Even as the show expertly navigates these hallmarks of the genre it occupies, it still feels stale. If Nobody Wants This was a movie, the tug of war between the two main characters’ differences—which extend far beyond their religions and define every aspect of their lives—could be reconciled into a happy ending but not here. The streaming train rolls on, even if it’s obvious the main characters are incompatible.

Joanne and Morgan have a podcast where she speaks candidly about sex and dating with listeners. The sisters have a “drunk lunch” Valentine’s Day tradition and don’t always celebrate family traditions. Joanne likes to open her gifts before she reads the card. 

Noah, meanwhile, doesn’t seem too interested in who Joanne actually is.

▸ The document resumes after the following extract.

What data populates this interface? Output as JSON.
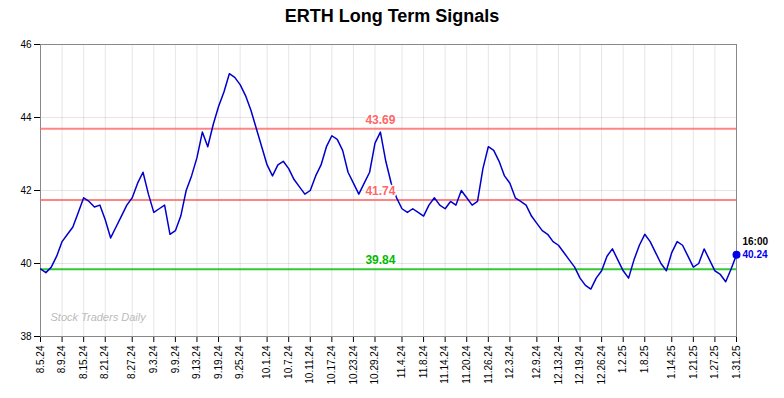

This is evidenced by his Valentine’s Day gift, which is nothing close to what she wants: he books a Valentine’s Day lunch that includes very little alcohol and convinces Joanna to both tandem bike and take a bubble bath. Later, when prepping for a big moment in his life, Noah needs to take “a night off” from Joanne. 

These season two divides often resolve through the course of an episode. But their continual head-butting comes off as two people making a ton of concessions so they can stay together, not a love story. The first season, which aired in September 2024, was more enjoyable—it certainly felt less detrimental that Noah and Joanne were so misaligned. 

But there was a major point of critical contention with Season One. As Esther Zuckerman wrote for Time Magazine at the time, “The series seems to loathe Jewish women, who are portrayed as nags, harpies and the ultimate villains of this story.” By the second season, this issue didn’t resolve itself for me and Zuckerman’s concern remains, even with the addition of Jewish Jenni Konner and Bruce Eric Kaplan as showrunners. The pair were added to balance out the viewpoint helmed by the show’s creator and executive producer Erin Foster, who also served as showrunner for Season 1 and married into Judaism. 

The central tension of the show—that Noah is Jewish and Joanne is Atheist—remains, but by the second season it no longer seems like the couple’s biggest concern. Even with the chemistry that Bell and Brody managed to share on screen, watching a season-long break-up felt tedious after the fourth episode. 

‘Nobody Wants This’ season two had brief moments of humor, brief moments of romance, but it just didn’t have a lot of heart for a rom-com. These two should have called it quits in 2024.